Nos mesures ainsi prises, nous nous rendîmes chez lui. Il avait un jeune frère, intéressé dans son commerce, sur lequel il se reposait entièrement du soin de sa maison, quand il était obligé de s’absenter ; il lui fit, en arrivant, le mensonge convenu entre nous, et je fus installée comme fille de Richard Black, dont le nom était connu de ce jeune homme.

La maison qu’occupait Borglia était très considérable : il m’y donna un appartement richement meublé, qui fut, en très peu de temps, fourni de tout ce qui pouvait m’être nécessaire. Il le fit si bien distribuer, que, sans paraître l’avoir fait à dessein, il y eut, entre nous deux, communication entière, et jamais le soupçon ne parut pénétrer le voile qui couvrait nos plaisirs.

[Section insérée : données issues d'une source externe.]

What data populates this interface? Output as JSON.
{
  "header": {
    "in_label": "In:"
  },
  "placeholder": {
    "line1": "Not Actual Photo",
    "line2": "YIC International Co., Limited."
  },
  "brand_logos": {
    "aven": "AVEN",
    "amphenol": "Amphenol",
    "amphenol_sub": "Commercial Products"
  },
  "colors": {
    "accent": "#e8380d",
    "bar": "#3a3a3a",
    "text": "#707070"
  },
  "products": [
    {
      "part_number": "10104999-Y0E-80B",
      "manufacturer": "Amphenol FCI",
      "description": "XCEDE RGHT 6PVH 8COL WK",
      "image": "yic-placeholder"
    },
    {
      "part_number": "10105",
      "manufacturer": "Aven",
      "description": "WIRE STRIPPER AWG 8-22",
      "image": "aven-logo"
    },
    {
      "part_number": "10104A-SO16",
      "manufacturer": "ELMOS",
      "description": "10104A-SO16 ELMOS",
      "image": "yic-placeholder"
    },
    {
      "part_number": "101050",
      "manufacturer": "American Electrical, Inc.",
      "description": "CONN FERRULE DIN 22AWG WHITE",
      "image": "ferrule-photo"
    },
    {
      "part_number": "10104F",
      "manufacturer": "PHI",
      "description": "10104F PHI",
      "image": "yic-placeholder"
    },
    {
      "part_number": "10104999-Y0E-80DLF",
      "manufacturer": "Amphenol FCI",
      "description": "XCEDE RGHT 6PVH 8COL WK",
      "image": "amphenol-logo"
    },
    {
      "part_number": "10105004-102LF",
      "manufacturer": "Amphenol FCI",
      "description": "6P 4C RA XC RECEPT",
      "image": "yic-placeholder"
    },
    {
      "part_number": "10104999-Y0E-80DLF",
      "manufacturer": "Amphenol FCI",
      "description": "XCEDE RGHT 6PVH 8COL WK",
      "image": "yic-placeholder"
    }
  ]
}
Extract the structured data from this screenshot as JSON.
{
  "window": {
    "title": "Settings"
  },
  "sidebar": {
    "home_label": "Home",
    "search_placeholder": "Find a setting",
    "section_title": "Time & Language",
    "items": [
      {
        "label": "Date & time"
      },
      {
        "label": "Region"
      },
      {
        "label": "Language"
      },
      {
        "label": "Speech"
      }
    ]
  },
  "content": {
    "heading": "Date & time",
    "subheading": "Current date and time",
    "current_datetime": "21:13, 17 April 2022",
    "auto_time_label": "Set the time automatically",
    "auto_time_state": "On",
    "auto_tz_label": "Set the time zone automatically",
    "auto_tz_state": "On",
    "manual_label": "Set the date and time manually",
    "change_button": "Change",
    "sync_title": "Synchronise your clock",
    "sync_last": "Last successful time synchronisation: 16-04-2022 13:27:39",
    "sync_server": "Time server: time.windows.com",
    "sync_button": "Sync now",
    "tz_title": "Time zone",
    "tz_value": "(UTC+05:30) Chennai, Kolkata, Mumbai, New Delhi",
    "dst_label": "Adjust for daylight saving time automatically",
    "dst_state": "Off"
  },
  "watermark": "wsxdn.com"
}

Enchanté lorsqu’il pouvait trouver le moyen de m’être agréable, il prévenait en tout mes désirs, et avait formé le projet de perfectionner mon éducation ; mais il ne lui fut pas possible d’exécuter tout ce que son cœur lui avait fait imaginer ; je n’eus que le temps de me livrer à l’étude des langues espagnole et italienne, que j’appris en très peu de temps, parce que alors j’avais une mémoire excellente.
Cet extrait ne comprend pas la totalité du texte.